Its been ~4 years since I was involved in that area - I know at that time Oracle was trying to recruit some of my colleagues for their cloud team. I don't think anyone took them up on the offer!

I did a lot of integration work with HFM for my previous employer - I was actually rather proud of the reporting solution we built on top of HFM, infinitely better than the reporting tools that Oracle provided. I sometimes wish that we'd productized that and sold it!


The enterprise sector is full of this. And why wouldn't it? It's basically never-ending circle of highly-paid consultants, in-house employees with very specific skillsets, never mind corporate kickbacks for devs and their managers. Opening this up would ruin your own revenue. No consultant ever got complaints from his successors for choosing IBM.
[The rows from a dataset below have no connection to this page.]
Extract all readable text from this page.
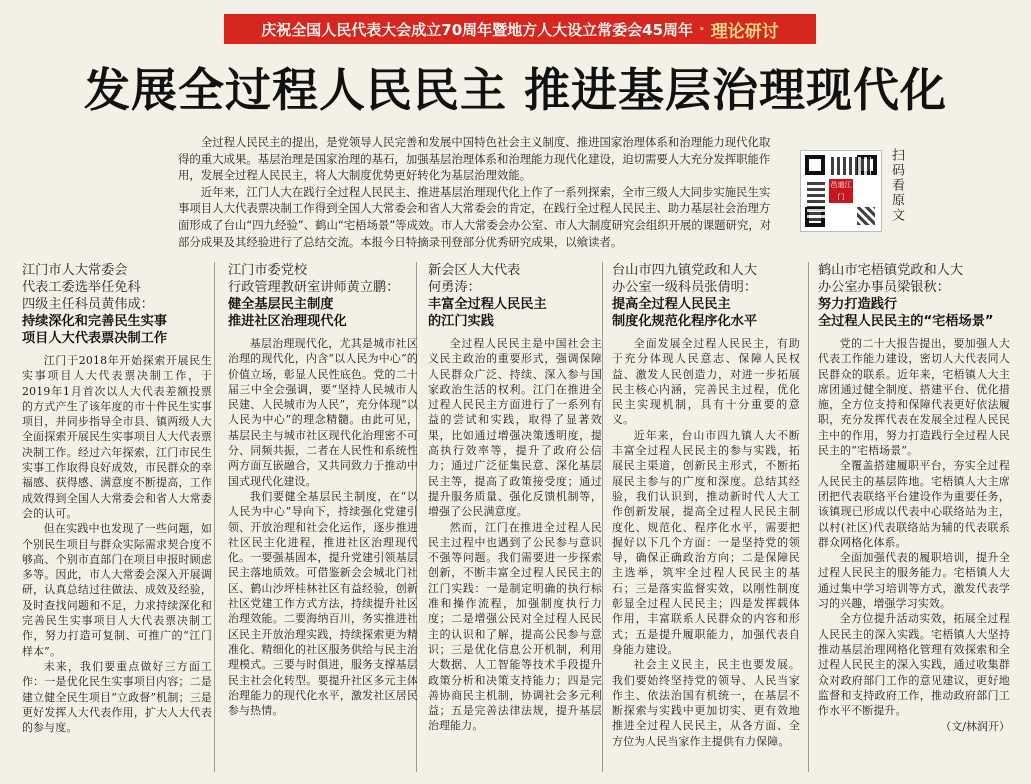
庆祝全国人民代表大会成立70周年暨地方人大设立常委会45周年 · 理论研讨
发展全过程人民民主 推进基层治理现代化

全过程人民民主的提出，是党领导人民完善和发展中国特色社会主义制度、推进国家治理体系和治理能力现代化取得的重大成果。基层治理是国家治理的基石，加强基层治理体系和治理能力现代化建设，迫切需要人大充分发挥职能作用，发展全过程人民民主，将人大制度优势更好转化为基层治理效能。

近年来，江门人大在践行全过程人民民主、推进基层治理现代化上作了一系列探索，全市三级人大同步实施民生实事项目人大代表票决制工作得到全国人大常委会和省人大常委会的肯定，在践行全过程人民民主、助力基层社会治理方面形成了台山“四九经验”、鹤山“宅梧场景”等成效。市人大常委会办公室、市人大制度研究会组织开展的课题研究，对部分成果及其经验进行了总结交流。本报今日特摘录刊登部分优秀研究成果，以飨读者。

邑道江门	扫码看原文
江门市人大常委会
代表工委选举任免科
四级主任科员黄伟成：
持续深化和完善民生实事
项目人大代表票决制工作

江门于2018年开始探索开展民生实事项目人大代表票决制工作，于2019年1月首次以人大代表差额投票的方式产生了该年度的市十件民生实事项目，并同步指导全市县、镇两级人大全面探索开展民生实事项目人大代表票决制工作。经过六年探索，江门市民生实事工作取得良好成效，市民群众的幸福感、获得感、满意度不断提高，工作成效得到全国人大常委会和省人大常委会的认可。

但在实践中也发现了一些问题，如个别民生项目与群众实际需求契合度不够高、个别市直部门在项目申报时顾虑多等。因此，市人大常委会深入开展调研，认真总结过往做法、成效及经验，及时查找问题和不足，力求持续深化和完善民生实事项目人大代表票决制工作，努力打造可复制、可推广的“江门样本”。

未来，我们要重点做好三方面工作：一是优化民生实事项目内容；二是建立健全民生项目“立政督”机制；三是更好发挥人大代表作用，扩大人大代表的参与度。

江门市委党校
行政管理教研室讲师黄立鹏：
健全基层民主制度
推进社区治理现代化

基层治理现代化，尤其是城市社区治理的现代化，内含“以人民为中心”的价值立场，彰显人民性底色。党的二十届三中全会强调，要“坚持人民城市人民建、人民城市为人民”，充分体现“以人民为中心”的理念精髓。由此可见，基层民主与城市社区现代化治理密不可分、同频共振，二者在人民性和系统性两方面互嵌融合，又共同致力于推动中国式现代化建设。

我们要健全基层民主制度，在“以人民为中心”导向下，持续强化党建引领、开放治理和社会化运作，逐步推进社区民主化进程，推进社区治理现代化。一要强基固本，提升党建引领基层民主落地质效。可借鉴新会会城北门社区、鹤山沙坪桂林社区有益经验，创新社区党建工作方式方法，持续提升社区治理效能。二要海纳百川，务实推进社区民主开放治理实践，持续探索更为精准化、精细化的社区服务供给与民主治理模式。三要与时俱进，服务支撑基层民主社会化转型。要提升社区多元主体治理能力的现代化水平，激发社区居民参与热情。

新会区人大代表
何勇涛：
丰富全过程人民民主
的江门实践

全过程人民民主是中国社会主义民主政治的重要形式，强调保障人民群众广泛、持续、深入参与国家政治生活的权利。江门在推进全过程人民民主方面进行了一系列有益的尝试和实践，取得了显著效果，比如通过增强决策透明度，提高执行效率等，提升了政府公信力；通过广泛征集民意、深化基层民主等，提高了政策接受度；通过提升服务质量、强化反馈机制等，增强了公民满意度。

然而，江门在推进全过程人民民主过程中也遇到了公民参与意识不强等问题。我们需要进一步探索创新，不断丰富全过程人民民主的江门实践：一是制定明确的执行标准和操作流程，加强制度执行力度；二是增强公民对全过程人民民主的认识和了解，提高公民参与意识；三是优化信息公开机制，利用大数据、人工智能等技术手段提升政策分析和决策支持能力；四是完善协商民主机制，协调社会多元利益；五是完善法律法规，提升基层治理能力。

台山市四九镇党政和人大
办公室一级科员张倩明：
提高全过程人民民主
制度化规范化程序化水平

全面发展全过程人民民主，有助于充分体现人民意志、保障人民权益、激发人民创造力，对进一步拓展民主核心内涵，完善民主过程，优化民主实现机制，具有十分重要的意义。

近年来，台山市四九镇人大不断丰富全过程人民民主的参与实践，拓展民主渠道，创新民主形式，不断拓展民主参与的广度和深度。总结其经验，我们认识到，推动新时代人大工作创新发展，提高全过程人民民主制度化、规范化、程序化水平，需要把握好以下几个方面：一是坚持党的领导，确保正确政治方向；二是保障民主选举，筑牢全过程人民民主的基石；三是落实监督实效，以刚性制度彰显全过程人民民主；四是发挥载体作用，丰富联系人民群众的内容和形式；五是提升履职能力，加强代表自身能力建设。

社会主义民主，民主也要发展。我们要始终坚持党的领导、人民当家作主、依法治国有机统一，在基层不断探索与实践中更加切实、更有效地推进全过程人民民主，从各方面、全方位为人民当家作主提供有力保障。

鹤山市宅梧镇党政和人大
办公室办事员梁银秋：
努力打造践行
全过程人民民主的“宅梧场景”

党的二十大报告提出，要加强人大代表工作能力建设，密切人大代表同人民群众的联系。近年来，宅梧镇人大主席团通过健全制度、搭建平台、优化措施，全方位支持和保障代表更好依法履职，充分发挥代表在发展全过程人民民主中的作用，努力打造践行全过程人民民主的“宅梧场景”。

全覆盖搭建履职平台，夯实全过程人民民主的基层阵地。宅梧镇人大主席团把代表联络平台建设作为重要任务，该镇现已形成以代表中心联络站为主，以村(社区)代表联络站为辅的代表联系群众网格化体系。

全面加强代表的履职培训，提升全过程人民民主的服务能力。宅梧镇人大通过集中学习培训等方式，激发代表学习的兴趣，增强学习实效。

全方位提升活动实效，拓展全过程人民民主的深入实践。宅梧镇人大坚持推动基层治理网格化管理有效探索和全过程人民民主的深入实践，通过收集群众对政府部门工作的意见建议，更好地监督和支持政府工作，推动政府部门工作水平不断提升。

（文/林润开）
We look down on what's going on in the pharma industry, but the software world isn't all sunshine and lilies.


I am on the other side, the large majority of our customers ride on SQL Server, Oracle, DB2, SAP and there is hardly any plan to move away from them.


This is the problem with large company. They always "want" the applications to be "enterprise" level. Even if it's just a report generation tool to automate some simple task, use Oracle because they already have a large team that will take care of the database, why use mySQL and risk unforeseen issues down the road?

I have even seen a super super tool that simply allow user to go through a questionnaire, which a paper print out will more than likely enough and faster, to be implemented as an Oracle database, with the business logic embedded inside the database, and a super thin UI. User will need to know the correct schema name to use though, because they use schemas for versioning, and it's not like 1.0 and 1.1, it's latest_with_iso_compliace, test_only_production_for_customer_A and beta_for_production or similar.